Methane has a bad reputation as a gas that has a harmful effect on the climate, but it could be seen as one of the building blocks of energy transition, say researchers in Germany.
Methane can be produced very efficiently by methanogenic organisms, which reduce the biological oxygen demand of wastewater, while producing renewable methane as biogas. This gas can be captured in anaerobic digesters and used as fuel.
“Some wastewater treatment plants thus cover their own energy needs and are self-sufficient in terms of energy,” points out Tito Gehring from the faculty of civil and environmental engineering at Ruhr University Bochum in Germany.
While hydrogen has been hailed as a potential gamechanger in accelerating energy transition from fossil fuels to renewables, methane is less celebrated, but has several advantageous properties over hydrogen. Firstly, it is easier to handle and store, because its molecules are larger, making it less volatile.
“Some wastewater treatment plants thus cover their own energy needs and are self-sufficient in terms of energy."
In addition, the energy density of methane is four times higher than that of hydrogen, and it can be fed into existing natural gas infrastructure without any additional modifications. Another advantage of methane over hydrogen is particularly pertinent in southern regions where water is scarce.
Exporting hydrogen effectively means exporting water. Where methane is used as the energy carrier, this is strongly mitigated, reducing water losses by about half.
However, only 60% of biogas from wastewater is methane, the rest is mainly carbon dioxide (CO2), which means there is an opportunity to produce a highly concentrated form of methane using CO2 as well as hydrogen, which must be added to the system. A dedicated electrolyser that can ensure a long-lasting and energy-efficient supply of hydrogen has been developed by a group led by Ulf-Peter Apfel at the Fraunhofer Institute for Environmental Safety & Energy Technology (UMSICHT) in Germany.

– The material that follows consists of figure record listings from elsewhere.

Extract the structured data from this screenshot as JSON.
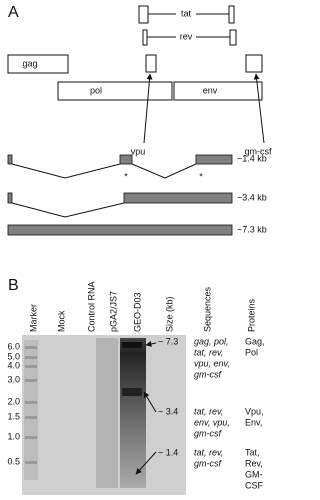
{
  "panel_a": {
    "label": "A",
    "genes": {
      "tat": "tat",
      "rev": "rev",
      "gag": "gag",
      "pol": "pol",
      "vpu": "vpu",
      "env": "env",
      "gm_csf": "gm-csf"
    },
    "asterisks": [
      "*",
      "*"
    ],
    "transcripts": [
      "~1.4 kb",
      "~3.4 kb",
      "~7.3 kb"
    ]
  },
  "panel_b": {
    "label": "B",
    "lanes": [
      "Marker",
      "Mock",
      "Control RNA",
      "pGA2/JS7",
      "GEO-D03"
    ],
    "columns": [
      "Size (kb)",
      "Sequences",
      "Proteins"
    ],
    "marker_sizes": [
      "6.0",
      "5.0",
      "4.0",
      "3.0",
      "2.0",
      "1.5",
      "1.0",
      "0.5"
    ],
    "bands": [
      {
        "size": "~ 7.3",
        "sequences": [
          "gag, pol,",
          "tat, rev,",
          "vpu, env,",
          "gm-csf"
        ],
        "proteins": [
          "Gag,",
          "Pol"
        ]
      },
      {
        "size": "~ 3.4",
        "sequences": [
          "tat, rev,",
          "env, vpu,",
          "gm-csf"
        ],
        "proteins": [
          "Vpu,",
          "Env,"
        ]
      },
      {
        "size": "~ 1.4",
        "sequences": [
          "tat, rev,",
          "gm-csf"
        ],
        "proteins": [
          "Tat,",
          "Rev,",
          "GM-",
          "CSF"
        ]
      }
    ]
  }
}
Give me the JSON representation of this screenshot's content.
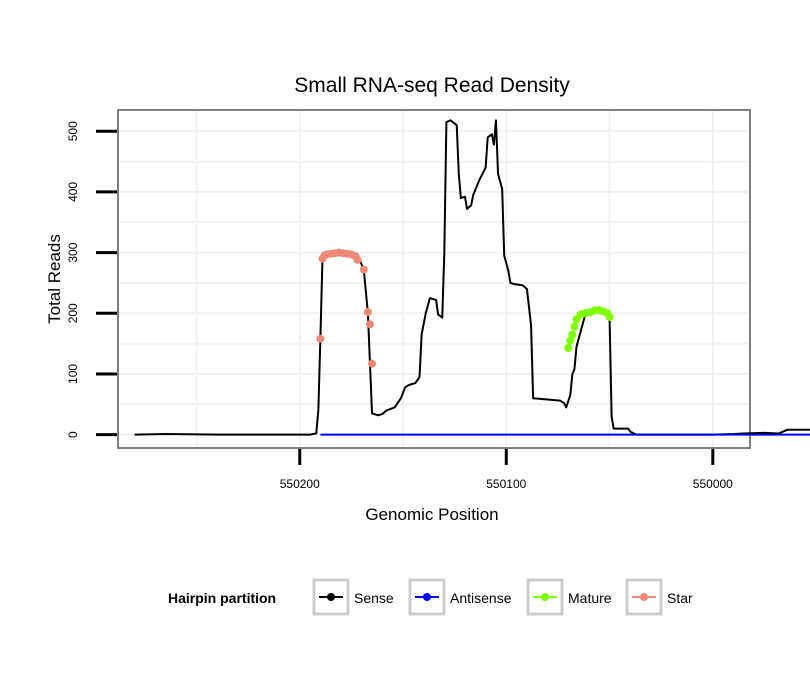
{
  "chart_data": {
    "type": "line",
    "title": "Small RNA-seq Read Density",
    "xlabel": "Genomic Position",
    "ylabel": "Total Reads",
    "x_reversed": true,
    "xlim": [
      549982,
      550288
    ],
    "ylim": [
      -22,
      535
    ],
    "x_ticks": [
      550200,
      550100,
      550000
    ],
    "x_tick_labels": [
      "550200",
      "550100",
      "550000"
    ],
    "y_ticks": [
      0,
      100,
      200,
      300,
      400,
      500
    ],
    "y_tick_labels": [
      "0",
      "100",
      "200",
      "300",
      "400",
      "500"
    ],
    "grid": true,
    "legend_title": "Hairpin partition",
    "legend_position": "bottom",
    "series": [
      {
        "name": "Sense",
        "color": "#000000",
        "points": [
          [
            550280,
            0
          ],
          [
            550265,
            1
          ],
          [
            550238,
            0
          ],
          [
            550195,
            0
          ],
          [
            550192,
            2
          ],
          [
            550191,
            40
          ],
          [
            550190,
            160
          ],
          [
            550189,
            290
          ],
          [
            550188,
            297
          ],
          [
            550180,
            300
          ],
          [
            550172,
            296
          ],
          [
            550169,
            272
          ],
          [
            550167,
            200
          ],
          [
            550166,
            117
          ],
          [
            550165,
            35
          ],
          [
            550162,
            32
          ],
          [
            550160,
            34
          ],
          [
            550158,
            40
          ],
          [
            550154,
            45
          ],
          [
            550151,
            60
          ],
          [
            550149,
            78
          ],
          [
            550147,
            82
          ],
          [
            550144,
            85
          ],
          [
            550142,
            95
          ],
          [
            550141,
            165
          ],
          [
            550139,
            200
          ],
          [
            550137,
            225
          ],
          [
            550134,
            222
          ],
          [
            550133,
            198
          ],
          [
            550131,
            193
          ],
          [
            550130,
            300
          ],
          [
            550129,
            515
          ],
          [
            550127,
            518
          ],
          [
            550124,
            510
          ],
          [
            550123,
            430
          ],
          [
            550122,
            390
          ],
          [
            550120,
            392
          ],
          [
            550119,
            372
          ],
          [
            550117,
            378
          ],
          [
            550116,
            395
          ],
          [
            550113,
            420
          ],
          [
            550110,
            440
          ],
          [
            550109,
            490
          ],
          [
            550107,
            495
          ],
          [
            550106,
            478
          ],
          [
            550105,
            518
          ],
          [
            550104,
            430
          ],
          [
            550102,
            405
          ],
          [
            550101,
            295
          ],
          [
            550099,
            270
          ],
          [
            550098,
            250
          ],
          [
            550096,
            248
          ],
          [
            550092,
            246
          ],
          [
            550090,
            240
          ],
          [
            550088,
            180
          ],
          [
            550087,
            60
          ],
          [
            550080,
            58
          ],
          [
            550074,
            56
          ],
          [
            550072,
            52
          ],
          [
            550071,
            45
          ],
          [
            550069,
            65
          ],
          [
            550068,
            100
          ],
          [
            550067,
            108
          ],
          [
            550066,
            145
          ],
          [
            550064,
            170
          ],
          [
            550062,
            195
          ],
          [
            550055,
            205
          ],
          [
            550052,
            200
          ],
          [
            550050,
            193
          ],
          [
            550049,
            30
          ],
          [
            550048,
            10
          ],
          [
            550041,
            10
          ],
          [
            550040,
            5
          ],
          [
            550037,
            0
          ],
          [
            550000,
            0
          ],
          [
            549990,
            1
          ],
          [
            549985,
            2
          ],
          [
            549975,
            3
          ],
          [
            549968,
            2
          ],
          [
            549964,
            8
          ],
          [
            549952,
            8
          ],
          [
            549951,
            3
          ],
          [
            549948,
            1
          ]
        ]
      },
      {
        "name": "Antisense",
        "color": "#0000ff",
        "points": [
          [
            550190,
            0
          ],
          [
            549948,
            0
          ]
        ]
      },
      {
        "name": "Mature",
        "color": "#7fff00",
        "points": [
          [
            550070,
            143
          ],
          [
            550069,
            155
          ],
          [
            550068,
            165
          ],
          [
            550067,
            178
          ],
          [
            550066,
            190
          ],
          [
            550064,
            198
          ],
          [
            550063,
            199
          ],
          [
            550061,
            201
          ],
          [
            550059,
            202
          ],
          [
            550057,
            205
          ],
          [
            550055,
            205
          ],
          [
            550053,
            203
          ],
          [
            550051,
            200
          ],
          [
            550050,
            194
          ]
        ]
      },
      {
        "name": "Star",
        "color": "#f08878",
        "points": [
          [
            550190,
            158
          ],
          [
            550189,
            290
          ],
          [
            550188,
            295
          ],
          [
            550187,
            297
          ],
          [
            550185,
            298
          ],
          [
            550183,
            299
          ],
          [
            550181,
            300
          ],
          [
            550179,
            299
          ],
          [
            550177,
            298
          ],
          [
            550175,
            297
          ],
          [
            550173,
            294
          ],
          [
            550172,
            288
          ],
          [
            550169,
            272
          ],
          [
            550167,
            202
          ],
          [
            550166,
            182
          ],
          [
            550165,
            117
          ]
        ]
      }
    ]
  }
}
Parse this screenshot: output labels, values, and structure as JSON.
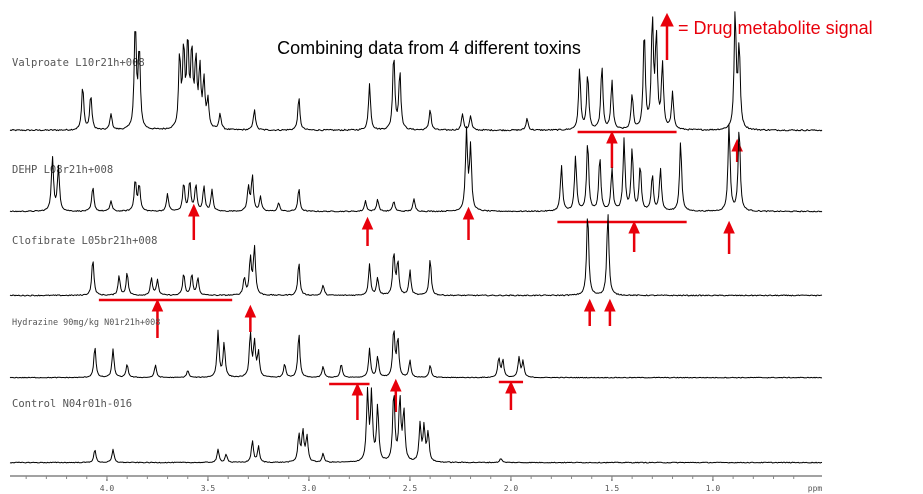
{
  "chart_data": {
    "type": "line",
    "title": "Combining data from 4 different toxins",
    "legend": {
      "symbol": "red-up-arrow-icon",
      "text": "= Drug metabolite signal",
      "placement": "top-right"
    },
    "x": {
      "unit_label": "ppm",
      "reversed": true,
      "range": [
        4.48,
        0.46
      ],
      "ticks": [
        {
          "value": 4.0,
          "label": "4.0"
        },
        {
          "value": 3.5,
          "label": "3.5"
        },
        {
          "value": 3.0,
          "label": "3.0"
        },
        {
          "value": 2.5,
          "label": "2.5"
        },
        {
          "value": 2.0,
          "label": "2.0"
        },
        {
          "value": 1.5,
          "label": "1.5"
        },
        {
          "value": 1.0,
          "label": "1.0"
        }
      ]
    },
    "colors": {
      "marker": "#e8000b",
      "trace": "#000000"
    },
    "series": [
      {
        "name": "Valproate L10r21h+008",
        "peaks": [
          [
            4.12,
            0.38
          ],
          [
            4.08,
            0.3
          ],
          [
            3.98,
            0.14
          ],
          [
            3.86,
            0.9
          ],
          [
            3.84,
            0.68
          ],
          [
            3.64,
            0.62
          ],
          [
            3.62,
            0.66
          ],
          [
            3.6,
            0.72
          ],
          [
            3.58,
            0.64
          ],
          [
            3.56,
            0.56
          ],
          [
            3.54,
            0.5
          ],
          [
            3.52,
            0.4
          ],
          [
            3.5,
            0.24
          ],
          [
            3.44,
            0.14
          ],
          [
            3.27,
            0.18
          ],
          [
            3.05,
            0.28
          ],
          [
            2.7,
            0.4
          ],
          [
            2.58,
            0.65
          ],
          [
            2.55,
            0.5
          ],
          [
            2.4,
            0.18
          ],
          [
            2.24,
            0.14
          ],
          [
            2.2,
            0.12
          ],
          [
            1.92,
            0.1
          ],
          [
            1.66,
            0.52
          ],
          [
            1.62,
            0.48
          ],
          [
            1.55,
            0.55
          ],
          [
            1.5,
            0.42
          ],
          [
            1.4,
            0.3
          ],
          [
            1.34,
            0.85
          ],
          [
            1.3,
            0.92
          ],
          [
            1.28,
            0.78
          ],
          [
            1.25,
            0.55
          ],
          [
            1.2,
            0.32
          ],
          [
            0.89,
            1.0
          ],
          [
            0.87,
            0.7
          ]
        ],
        "markers": [
          {
            "x": 1.5,
            "span": [
              1.67,
              1.18
            ]
          },
          {
            "x": 0.88
          }
        ]
      },
      {
        "name": "DEHP L08r21h+008",
        "peaks": [
          [
            4.27,
            0.62
          ],
          [
            4.24,
            0.5
          ],
          [
            4.07,
            0.28
          ],
          [
            3.98,
            0.12
          ],
          [
            3.86,
            0.36
          ],
          [
            3.84,
            0.3
          ],
          [
            3.7,
            0.2
          ],
          [
            3.62,
            0.32
          ],
          [
            3.59,
            0.34
          ],
          [
            3.56,
            0.3
          ],
          [
            3.52,
            0.28
          ],
          [
            3.48,
            0.24
          ],
          [
            3.3,
            0.28
          ],
          [
            3.28,
            0.4
          ],
          [
            3.24,
            0.16
          ],
          [
            3.15,
            0.1
          ],
          [
            3.05,
            0.26
          ],
          [
            2.72,
            0.12
          ],
          [
            2.66,
            0.14
          ],
          [
            2.58,
            0.12
          ],
          [
            2.48,
            0.14
          ],
          [
            2.22,
            0.9
          ],
          [
            2.2,
            0.72
          ],
          [
            1.75,
            0.52
          ],
          [
            1.68,
            0.62
          ],
          [
            1.62,
            0.8
          ],
          [
            1.56,
            0.62
          ],
          [
            1.5,
            0.48
          ],
          [
            1.44,
            0.82
          ],
          [
            1.4,
            0.7
          ],
          [
            1.36,
            0.52
          ],
          [
            1.3,
            0.42
          ],
          [
            1.26,
            0.48
          ],
          [
            1.16,
            0.8
          ],
          [
            0.92,
            1.0
          ],
          [
            0.87,
            0.96
          ]
        ],
        "markers": [
          {
            "x": 3.57
          },
          {
            "x": 2.71
          },
          {
            "x": 2.21
          },
          {
            "x": 1.39,
            "span": [
              1.77,
              1.13
            ]
          },
          {
            "x": 0.92
          }
        ]
      },
      {
        "name": "Clofibrate L05br21h+008",
        "peaks": [
          [
            4.07,
            0.42
          ],
          [
            3.94,
            0.22
          ],
          [
            3.9,
            0.26
          ],
          [
            3.78,
            0.2
          ],
          [
            3.75,
            0.18
          ],
          [
            3.62,
            0.25
          ],
          [
            3.58,
            0.24
          ],
          [
            3.55,
            0.2
          ],
          [
            3.32,
            0.2
          ],
          [
            3.29,
            0.42
          ],
          [
            3.27,
            0.55
          ],
          [
            3.05,
            0.38
          ],
          [
            2.93,
            0.12
          ],
          [
            2.7,
            0.36
          ],
          [
            2.66,
            0.2
          ],
          [
            2.58,
            0.48
          ],
          [
            2.56,
            0.38
          ],
          [
            2.5,
            0.28
          ],
          [
            2.4,
            0.42
          ],
          [
            1.62,
            0.95
          ],
          [
            1.52,
            0.95
          ]
        ],
        "markers": [
          {
            "x": 3.75,
            "span": [
              4.04,
              3.38
            ]
          },
          {
            "x": 3.29
          },
          {
            "x": 1.61
          },
          {
            "x": 1.51
          }
        ]
      },
      {
        "name": "Hydrazine 90mg/kg N01r21h+008",
        "peaks": [
          [
            4.06,
            0.5
          ],
          [
            3.97,
            0.46
          ],
          [
            3.9,
            0.22
          ],
          [
            3.76,
            0.2
          ],
          [
            3.6,
            0.12
          ],
          [
            3.45,
            0.75
          ],
          [
            3.42,
            0.55
          ],
          [
            3.29,
            0.7
          ],
          [
            3.27,
            0.55
          ],
          [
            3.25,
            0.4
          ],
          [
            3.12,
            0.22
          ],
          [
            3.05,
            0.72
          ],
          [
            2.93,
            0.18
          ],
          [
            2.84,
            0.22
          ],
          [
            2.7,
            0.46
          ],
          [
            2.66,
            0.34
          ],
          [
            2.58,
            0.78
          ],
          [
            2.56,
            0.62
          ],
          [
            2.5,
            0.28
          ],
          [
            2.4,
            0.2
          ],
          [
            2.06,
            0.32
          ],
          [
            2.04,
            0.28
          ],
          [
            1.96,
            0.32
          ],
          [
            1.94,
            0.26
          ]
        ],
        "markers": [
          {
            "x": 2.76,
            "span": [
              2.9,
              2.7
            ]
          },
          {
            "x": 2.57
          },
          {
            "x": 2.0,
            "span": [
              2.06,
              1.94
            ]
          }
        ]
      },
      {
        "name": "Control N04r01h-016",
        "peaks": [
          [
            4.06,
            0.18
          ],
          [
            3.97,
            0.18
          ],
          [
            3.45,
            0.18
          ],
          [
            3.41,
            0.12
          ],
          [
            3.28,
            0.3
          ],
          [
            3.25,
            0.22
          ],
          [
            3.05,
            0.38
          ],
          [
            3.03,
            0.42
          ],
          [
            3.01,
            0.36
          ],
          [
            2.93,
            0.12
          ],
          [
            2.71,
            0.98
          ],
          [
            2.69,
            0.92
          ],
          [
            2.66,
            0.78
          ],
          [
            2.58,
            0.98
          ],
          [
            2.55,
            0.88
          ],
          [
            2.53,
            0.7
          ],
          [
            2.45,
            0.52
          ],
          [
            2.43,
            0.48
          ],
          [
            2.41,
            0.4
          ],
          [
            2.05,
            0.06
          ]
        ],
        "markers": []
      }
    ]
  }
}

This in situ hydrogen production module ensures that the microorganisms release about one molecule of methane per molecule of carbon dioxide consumed - metabolising various wastewater compounds. They can be installed at any wastewater treatment plant.
“Initial estimates have shown that about 20 litres of methane per day and per inhabitant could be obtained from CO2 capture from the waste gases of sludge treatment in wastewater treatment plants alone,” says Gehring. “Many wastewater treatment plants are connected to the natural gas grid and could simply feed it with the methane produced in this way.”
Doing so would also ensure that less methane is released into the atmosphere as a harmful climate gas and green methane from wastewater treatment plants could be one of several building blocks of the energy transition.